BUENOS AIRES, Argentina -- Hector Timerman, a foreign minister in former President Cristina Fernandez's government who played a key role in the disputed investigation into the deadly 1994 bombing of the AMIA Jewish center, has died, his family said Sunday. He was 65.
Timerman's brother, Javier, confirmed his death in a tweet, writing "I am going to miss you more than you can imagine." He had been suffering from cancer.
Hector Timerman was Argentina's top diplomat from 2010 to 2015. He was detained late last year and placed under house arrest, accused of taking part in a cover-up of Iran's role in the bombing of Jewish Center in Buenos Aires, which left 85 people dead in Argentina's worst terrorist attack.
Prosecutor Alberto Nisman, whose 2015 death remains unsolved, had contended that a 2013 agreement with Iran, which was portrayed as a joint attempt to solve the case, in reality ensured that the Iranians involved would never be prosecuted.

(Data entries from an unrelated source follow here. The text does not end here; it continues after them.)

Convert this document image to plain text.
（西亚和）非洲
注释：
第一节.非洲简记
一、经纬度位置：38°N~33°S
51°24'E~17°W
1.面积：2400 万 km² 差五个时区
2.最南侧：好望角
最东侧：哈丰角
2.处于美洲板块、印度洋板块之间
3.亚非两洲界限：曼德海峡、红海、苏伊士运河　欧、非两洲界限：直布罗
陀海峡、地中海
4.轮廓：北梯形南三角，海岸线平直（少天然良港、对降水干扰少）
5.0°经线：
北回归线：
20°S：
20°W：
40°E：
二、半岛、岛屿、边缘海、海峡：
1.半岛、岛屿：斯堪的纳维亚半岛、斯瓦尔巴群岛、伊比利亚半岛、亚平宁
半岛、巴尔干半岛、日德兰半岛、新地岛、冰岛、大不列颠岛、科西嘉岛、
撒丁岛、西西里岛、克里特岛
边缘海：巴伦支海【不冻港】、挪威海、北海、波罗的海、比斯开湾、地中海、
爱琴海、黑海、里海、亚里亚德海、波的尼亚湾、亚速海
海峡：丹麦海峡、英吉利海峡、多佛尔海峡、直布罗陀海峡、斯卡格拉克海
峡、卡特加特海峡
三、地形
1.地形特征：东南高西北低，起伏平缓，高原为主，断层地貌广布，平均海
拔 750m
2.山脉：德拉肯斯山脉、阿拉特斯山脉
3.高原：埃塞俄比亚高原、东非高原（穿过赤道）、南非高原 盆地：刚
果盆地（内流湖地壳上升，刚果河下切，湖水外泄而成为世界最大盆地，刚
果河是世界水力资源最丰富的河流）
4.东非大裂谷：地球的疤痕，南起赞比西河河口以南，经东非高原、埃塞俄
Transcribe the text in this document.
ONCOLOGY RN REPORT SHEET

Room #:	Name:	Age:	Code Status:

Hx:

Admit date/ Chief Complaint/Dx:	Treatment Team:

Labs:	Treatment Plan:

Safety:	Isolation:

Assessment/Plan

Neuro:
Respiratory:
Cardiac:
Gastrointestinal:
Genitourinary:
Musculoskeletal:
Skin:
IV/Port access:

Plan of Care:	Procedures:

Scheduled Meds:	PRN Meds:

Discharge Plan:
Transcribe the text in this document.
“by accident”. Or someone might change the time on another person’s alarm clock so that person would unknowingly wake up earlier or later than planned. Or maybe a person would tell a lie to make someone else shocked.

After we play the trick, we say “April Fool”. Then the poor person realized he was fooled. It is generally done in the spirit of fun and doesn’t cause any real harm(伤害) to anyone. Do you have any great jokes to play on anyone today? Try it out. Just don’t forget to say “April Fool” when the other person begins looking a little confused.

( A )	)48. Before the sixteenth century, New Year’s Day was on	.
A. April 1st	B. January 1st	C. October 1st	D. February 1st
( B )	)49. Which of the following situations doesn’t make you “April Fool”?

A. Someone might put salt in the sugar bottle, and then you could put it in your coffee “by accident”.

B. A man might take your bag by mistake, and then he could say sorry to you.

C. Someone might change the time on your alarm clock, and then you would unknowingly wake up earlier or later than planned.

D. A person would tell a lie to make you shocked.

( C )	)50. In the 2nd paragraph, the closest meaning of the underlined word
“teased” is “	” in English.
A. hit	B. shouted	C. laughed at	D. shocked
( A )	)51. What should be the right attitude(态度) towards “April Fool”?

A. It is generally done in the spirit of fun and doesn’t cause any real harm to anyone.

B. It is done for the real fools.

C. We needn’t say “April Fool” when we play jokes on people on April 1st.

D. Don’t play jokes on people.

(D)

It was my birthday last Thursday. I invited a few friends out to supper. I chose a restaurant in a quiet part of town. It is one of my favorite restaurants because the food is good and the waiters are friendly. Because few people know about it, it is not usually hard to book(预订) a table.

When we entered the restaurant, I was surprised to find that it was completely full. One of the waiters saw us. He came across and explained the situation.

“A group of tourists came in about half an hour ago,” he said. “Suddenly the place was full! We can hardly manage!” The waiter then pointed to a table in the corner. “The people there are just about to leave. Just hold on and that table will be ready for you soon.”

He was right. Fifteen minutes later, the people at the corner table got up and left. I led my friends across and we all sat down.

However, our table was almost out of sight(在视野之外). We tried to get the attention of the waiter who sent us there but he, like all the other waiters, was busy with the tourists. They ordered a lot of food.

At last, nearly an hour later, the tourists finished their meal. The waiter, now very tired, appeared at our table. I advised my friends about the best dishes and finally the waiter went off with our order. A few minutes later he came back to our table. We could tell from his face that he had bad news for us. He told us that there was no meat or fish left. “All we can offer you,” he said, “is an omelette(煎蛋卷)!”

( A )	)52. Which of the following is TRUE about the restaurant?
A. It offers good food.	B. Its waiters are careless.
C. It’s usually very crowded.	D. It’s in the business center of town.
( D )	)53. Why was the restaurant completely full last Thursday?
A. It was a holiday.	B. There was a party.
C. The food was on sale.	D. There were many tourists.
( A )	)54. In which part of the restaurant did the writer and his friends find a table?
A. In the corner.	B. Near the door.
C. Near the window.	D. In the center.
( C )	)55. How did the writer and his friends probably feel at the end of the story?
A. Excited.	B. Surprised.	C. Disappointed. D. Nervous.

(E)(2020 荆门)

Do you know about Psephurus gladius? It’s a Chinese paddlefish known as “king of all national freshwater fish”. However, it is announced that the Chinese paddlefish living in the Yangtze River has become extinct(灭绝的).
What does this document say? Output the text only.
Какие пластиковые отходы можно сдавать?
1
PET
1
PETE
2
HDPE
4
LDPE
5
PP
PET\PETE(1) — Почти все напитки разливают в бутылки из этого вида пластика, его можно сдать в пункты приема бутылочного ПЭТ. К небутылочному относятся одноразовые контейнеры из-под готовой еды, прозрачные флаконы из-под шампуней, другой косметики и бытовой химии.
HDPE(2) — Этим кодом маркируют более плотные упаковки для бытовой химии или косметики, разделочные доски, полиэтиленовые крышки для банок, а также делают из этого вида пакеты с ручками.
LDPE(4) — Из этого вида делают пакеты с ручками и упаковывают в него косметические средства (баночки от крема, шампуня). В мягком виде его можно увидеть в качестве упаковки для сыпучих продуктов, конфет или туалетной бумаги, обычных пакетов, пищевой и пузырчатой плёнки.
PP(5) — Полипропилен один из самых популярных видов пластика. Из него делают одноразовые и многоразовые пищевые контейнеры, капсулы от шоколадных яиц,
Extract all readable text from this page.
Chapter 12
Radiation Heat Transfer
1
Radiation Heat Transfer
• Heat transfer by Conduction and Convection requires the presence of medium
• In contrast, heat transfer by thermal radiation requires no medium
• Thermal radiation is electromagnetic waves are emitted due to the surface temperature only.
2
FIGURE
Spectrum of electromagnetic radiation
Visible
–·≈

A joint "truth commission" called for by the deal was approved by Argentina's Congress but it was never formed because it was later ruled by local courts to be unconstitutional.
Timerman, who as a signatory to the agreement, and Fernandez both denied there was a cover-up.
Investigators have linked former Iranian officials to the attack, but Iran has denied any connection with the attack and declined to turn over suspects.
In one of his final public appearances in July, Timerman took part in a videoconference and spoke about his health problems, saying "the only thing that advances is my cancer."
"Goodbye, dear friend," tweeted Anibal Fernandez, the former Cabinet chief under Cristina Fernandez, "they hurt you without reason. They will pay for this."
Timerman earlier served as Argentina's ambassador to the United States.